もし対面が実現した場合、デウロは「あなたの妹です」と名乗るのでしょうか。それとも、ただの「ファン」として、あるいは「ライバル」として接するのでしょうか。
個人的な願望としては、名乗らずにダンスバトルで語り合い、最後にティエルノが「君、どこかで会ったことある?」と勘付く……そんなベタですが熱い展開を期待してしまいます。
父親の登場は避けるべきか
父親が登場し、謝罪や和解をする展開もあり得ます。しかし、これまでのプレイヤーの反応を見る限り、下手に登場させると火に油を注ぐ結果になりかねません。
「父親は最後まで出てこないが、デウロとティエルノがそれぞれの力で過去を乗り越える」 これが、最も美しい着地点ではないでしょうか。親の問題は親の問題。子供たちがそれに縛られる必要はないのですから。
まとめ
今回の記事では、M次元ラッシュ(ポケモンZA)で判明したデウロの複雑すぎる家庭環境について解説しました。
- デウロとティエルノは異母兄妹であり、その背景には父親の不貞がある。
- 時系列的に、ティエルノが幼少期に父親が過ちを犯した可能性が高い。
- ティエルノはこの事実を知らない可能性が高く、デウロは一人で抱え込んでいる。
- この設定により、ティエルノの評価が爆上がりし、父親へのヘイトが高まっている。
ポケモンというコンテンツが、長い歴史の中で「子供向けの冒険活劇」から「人間ドラマを描く群像劇」へと進化(深化)していることを象徴するようなエピソードでした。
デウロには、いつか心から笑って踊れる日が来ることを願ってやみません。そしてティエルノ、君は本当にいい奴だ。これからもそのステップで、世界を、そして妹を照らしてくれ。
【補足考察:ポケモン世界における「不在の父」論】
今回のデウロの件で改めて注目されているのが、ポケモンシリーズにおける「父親の不在」というテーマです。初代から最新作に至るまで、主人公の父親が明確に描かれることは稀です(『ルビー・サファイア』のセンリなど例外はありますが)。
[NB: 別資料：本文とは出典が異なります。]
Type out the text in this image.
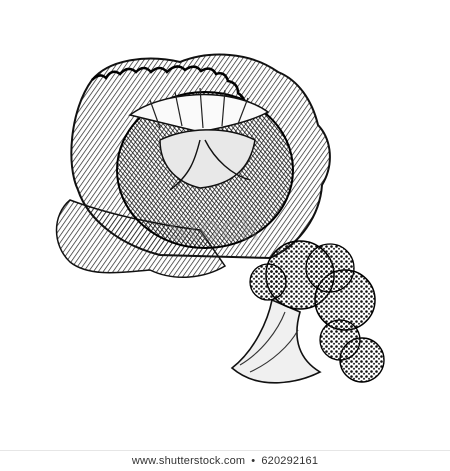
stock
www.shutterstock.com • 620292161
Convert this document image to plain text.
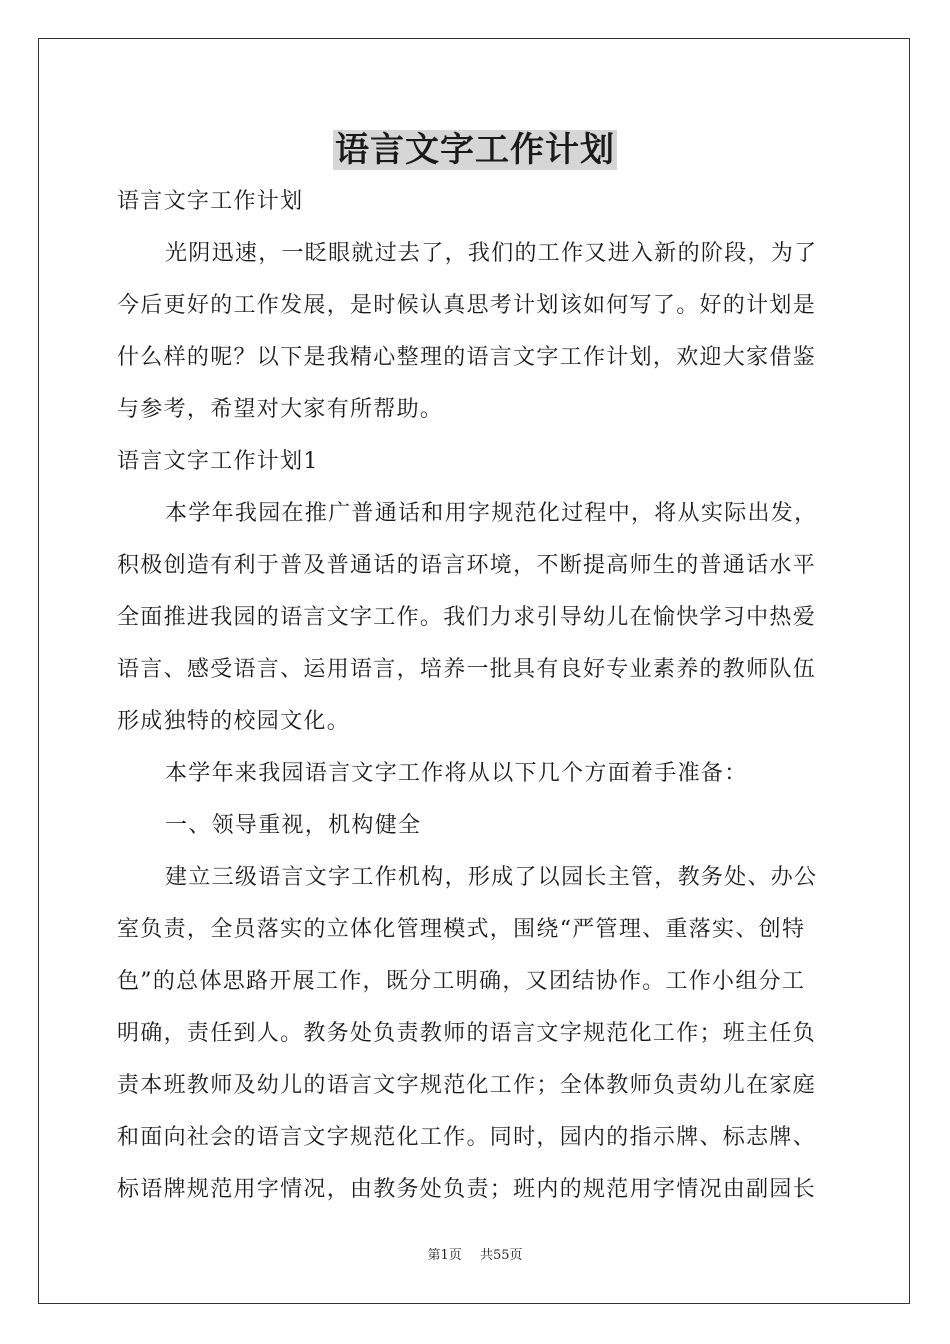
语言文字工作计划
语言文字工作计划
光阴迅速，一眨眼就过去了，我们的工作又进入新的阶段，为了
今后更好的工作发展，是时候认真思考计划该如何写了。好的计划是
什么样的呢？以下是我精心整理的语言文字工作计划，欢迎大家借鉴
与参考，希望对大家有所帮助。
语言文字工作计划1
本学年我园在推广普通话和用字规范化过程中，将从实际出发，
积极创造有利于普及普通话的语言环境，不断提高师生的普通话水平
全面推进我园的语言文字工作。我们力求引导幼儿在愉快学习中热爱
语言、感受语言、运用语言，培养一批具有良好专业素养的教师队伍
形成独特的校园文化。
本学年来我园语言文字工作将从以下几个方面着手准备：
一、领导重视，机构健全
建立三级语言文字工作机构，形成了以园长主管，教务处、办公
室负责，全员落实的立体化管理模式，围绕“严管理、重落实、创特
色”的总体思路开展工作，既分工明确，又团结协作。工作小组分工
明确，责任到人。教务处负责教师的语言文字规范化工作；班主任负
责本班教师及幼儿的语言文字规范化工作；全体教师负责幼儿在家庭
和面向社会的语言文字规范化工作。同时，园内的指示牌、标志牌、
标语牌规范用字情况，由教务处负责；班内的规范用字情况由副园长
第1页 共55页
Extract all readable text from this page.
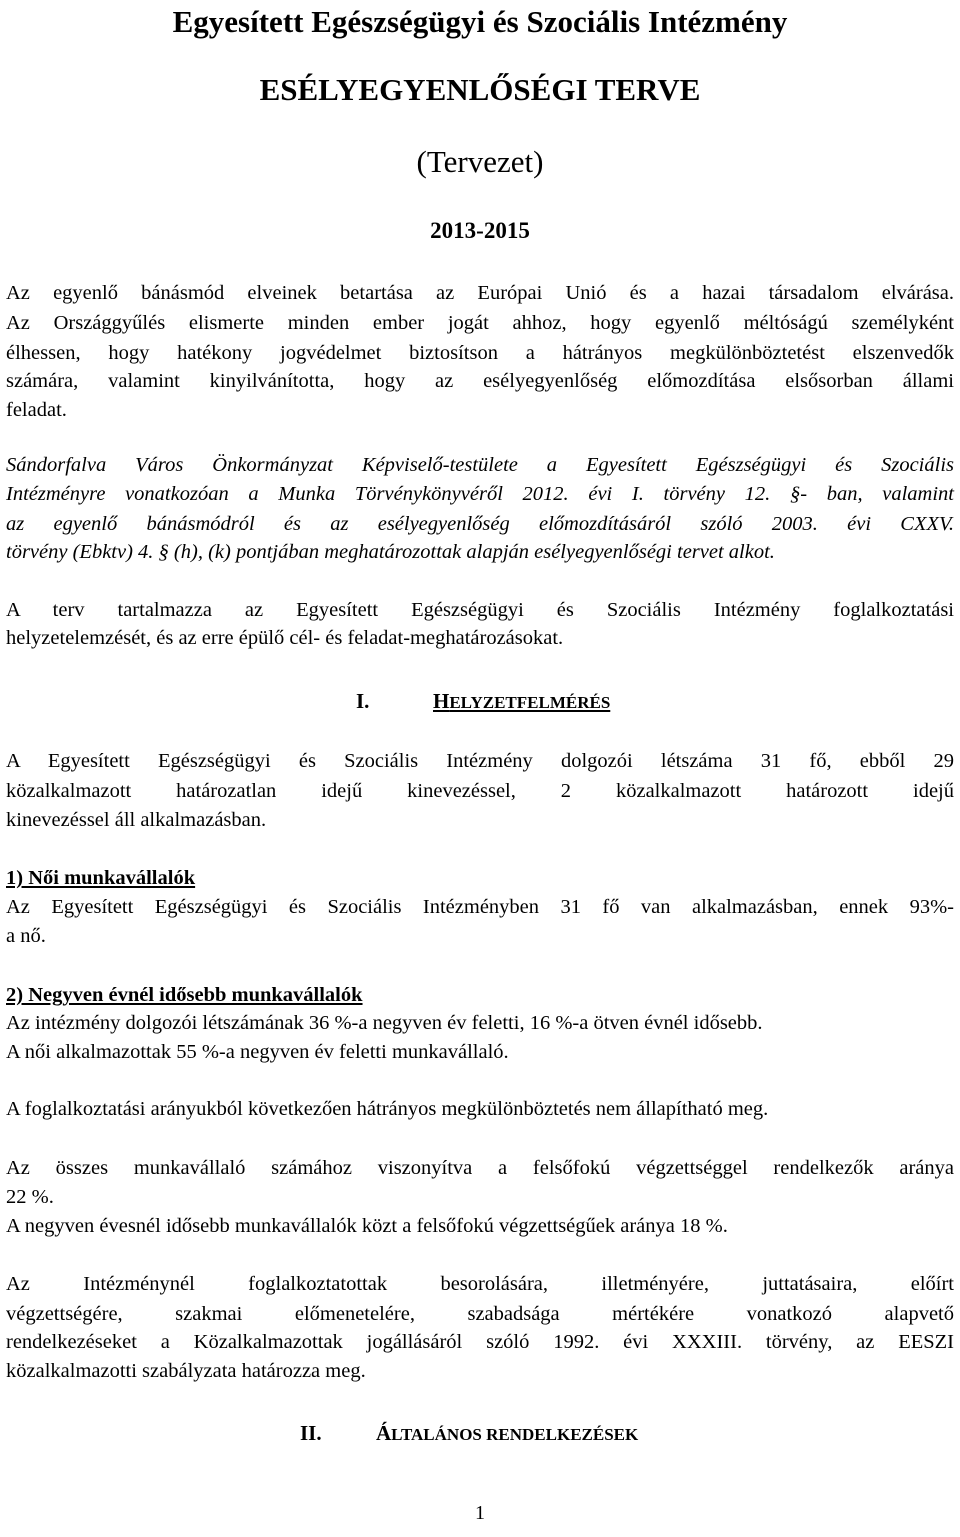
Egyesített Egészségügyi és Szociális Intézmény
ESÉLYEGYENLŐSÉGI TERVE
(Tervezet)
2013-2015
Az egyenlő bánásmód elveinek betartása az Európai Unió és a hazai társadalom elvárása.
Az Országgyűlés elismerte minden ember jogát ahhoz, hogy egyenlő méltóságú személyként
élhessen, hogy hatékony jogvédelmet biztosítson a hátrányos megkülönböztetést elszenvedők
számára, valamint kinyilvánította, hogy az esélyegyenlőség előmozdítása elsősorban állami
feladat.
Sándorfalva Város Önkormányzat Képviselő-testülete a Egyesített Egészségügyi és Szociális
Intézményre vonatkozóan a Munka Törvénykönyvéről 2012. évi I. törvény 12. §- ban, valamint
az egyenlő bánásmódról és az esélyegyenlőség előmozdításáról szóló 2003. évi CXXV.
törvény (Ebktv) 4. § (h), (k) pontjában meghatározottak alapján esélyegyenlőségi tervet alkot.
A terv tartalmazza az Egyesített Egészségügyi és Szociális Intézmény foglalkoztatási
helyzetelemzését, és az erre épülő cél- és feladat-meghatározásokat.
I.	HELYZETFELMÉRÉS
A Egyesített Egészségügyi és Szociális Intézmény dolgozói létszáma 31 fő, ebből 29
közalkalmazott határozatlan idejű kinevezéssel, 2 közalkalmazott határozott idejű
kinevezéssel áll alkalmazásban.
1) Női munkavállalók
Az Egyesített Egészségügyi és Szociális Intézményben 31 fő van alkalmazásban, ennek 93%-
a nő.
2) Negyven évnél idősebb munkavállalók
Az intézmény dolgozói létszámának 36 %-a negyven év feletti, 16 %-a ötven évnél idősebb.
A női alkalmazottak 55 %-a negyven év feletti munkavállaló.
A foglalkoztatási arányukból következően hátrányos megkülönböztetés nem állapítható meg.
Az összes munkavállaló számához viszonyítva a felsőfokú végzettséggel rendelkezők aránya
22 %.
A negyven évesnél idősebb munkavállalók közt a felsőfokú végzettségűek aránya 18 %.
Az Intézménynél foglalkoztatottak besorolására, illetményére, juttatásaira, előírt
végzettségére, szakmai előmenetelére, szabadsága mértékére vonatkozó alapvető
rendelkezéseket a Közalkalmazottak jogállásáról szóló 1992. évi XXXIII. törvény, az EESZI
közalkalmazotti szabályzata határozza meg.
II.	ÁLTALÁNOS RENDELKEZÉSEK
1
多くの場合、「父親は仕事で忙しい」「遠くへ行っている」として処理されます。これは、プレイヤーが主人公に自己投影しやすくするための措置と言われてきました。しかし、近年の作品(『スカーレット・バイオレット』のペパーの両親など)では、その「不在」がもたらす子供への悪影響や孤独感が、物語の核として描かれるようになってきています。
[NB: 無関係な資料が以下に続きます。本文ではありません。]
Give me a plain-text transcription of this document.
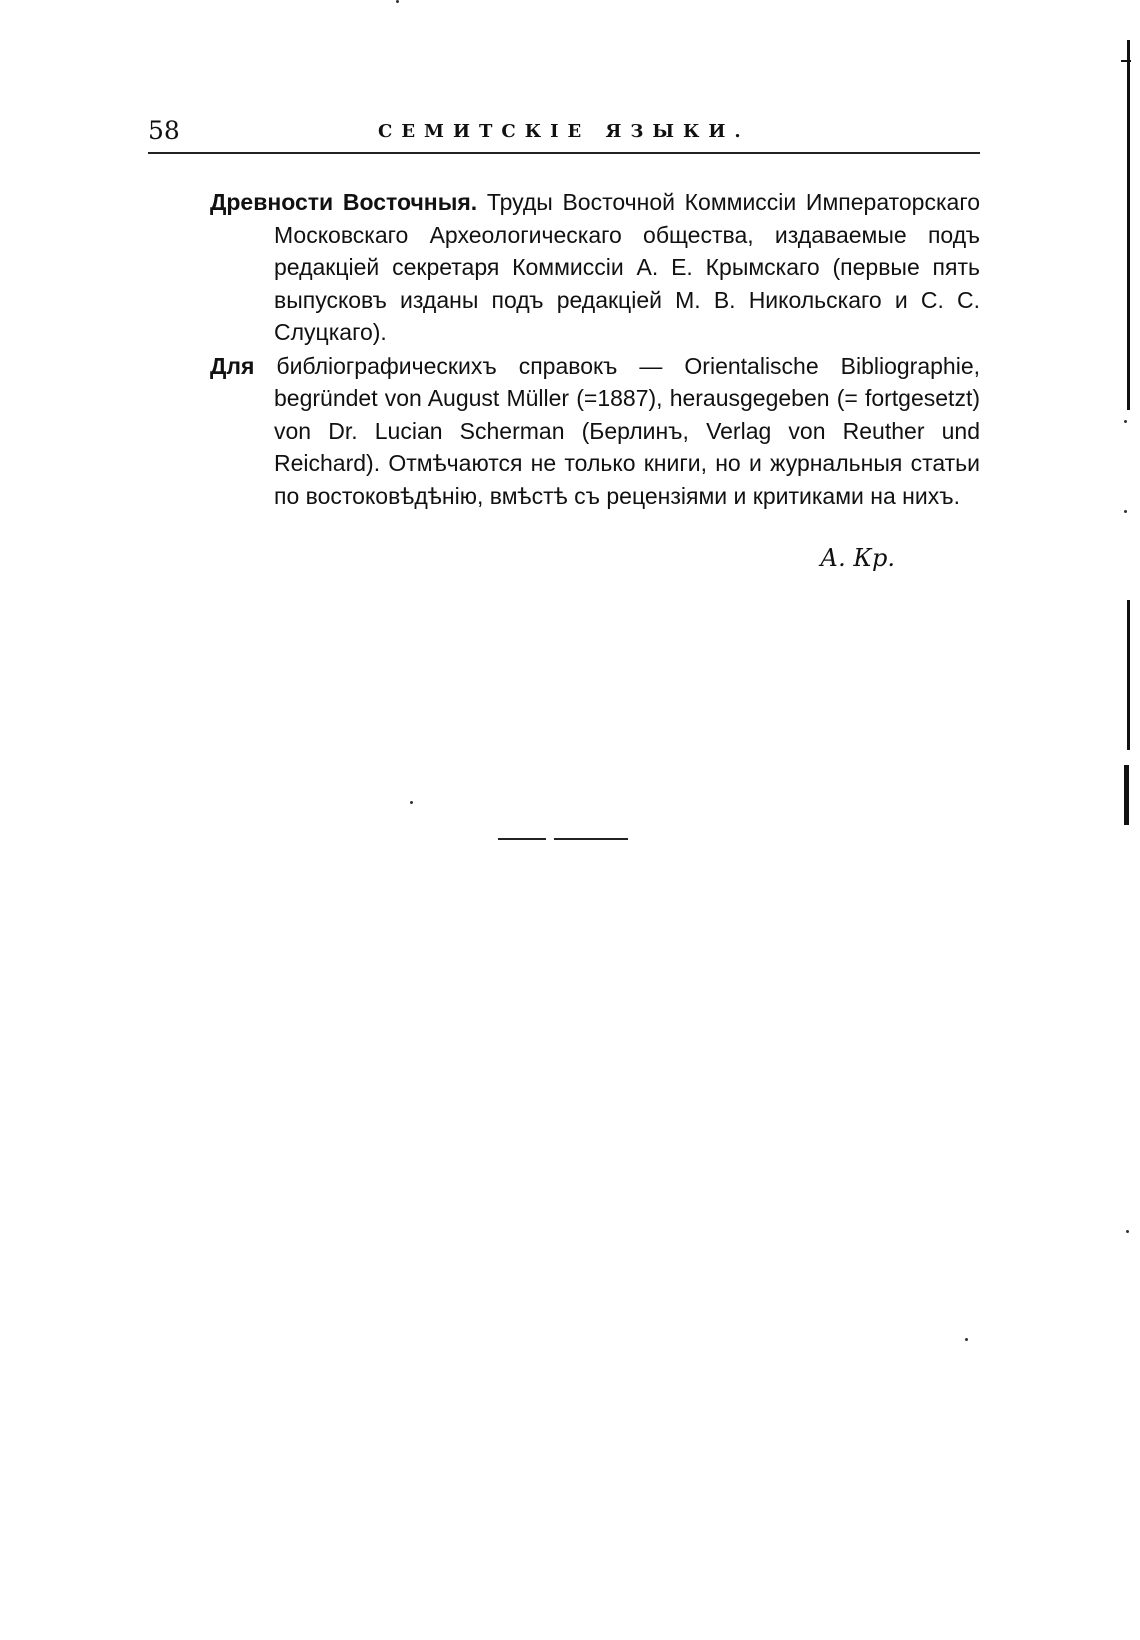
58	СЕМИТСКІЕ ЯЗЫКИ.

Древности Восточныя. Труды Восточной Коммиссіи Императорскаго Московскаго Археологическаго общества, издаваемые подъ редакціей секретаря Коммиссіи А. Е. Крымскаго (первые пять выпусковъ изданы подъ редакціей М. В. Никольскаго и С. С. Слуцкаго).

Для библіографическихъ справокъ — Orientalische Bibliographie, begründet von August Müller (=1887), herausgegeben (= fortgesetzt) von Dr. Lucian Scherman (Берлинъ, Verlag von Reuther und Reichard). Отмѣчаются не только книги, но и журнальныя статьи по востоковѣдѣнію, вмѣстѣ съ рецензіями и критиками на нихъ.

А. Кр.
今回のデウロとティエルノのケースは、その「不在の父」というテーマを、さらに一歩進めて「だらしない父」「加害者としての父」として描いた点に新しさがあります。
世界を救う伝説のポケモンの話も壮大で良いですが、こうした「どこにでもありそうな家庭の崩壊」というミクロな視点の地獄が描かれることで、世界のリアリティとキャラクターの厚みが増しているのは間違いありません。
M次元ラッシュが、単なるリメイクや外伝に留まらず、こうした人間臭いドラマを盛り込んできたことに、シリーズ構成作家の本気を感じます。我々プレイヤーは、デウロの告白を受け止め、彼女が「父親の呪縛」から解放され、一人のダンサーとして自立していく様を見届ける義務があるのかもしれません。
皆さんは、この複雑すぎる兄妹関係についてどう思いましたか? もしデウロをパーティに入れているなら、ぜひキャンプで美味しいカレー(あるいは本作の料理)を振る舞ってあげてください。彼女に必要なのは、説教でも同情でもなく、温かい食事と、ただ隣にいてくれる仲間の存在なのですから。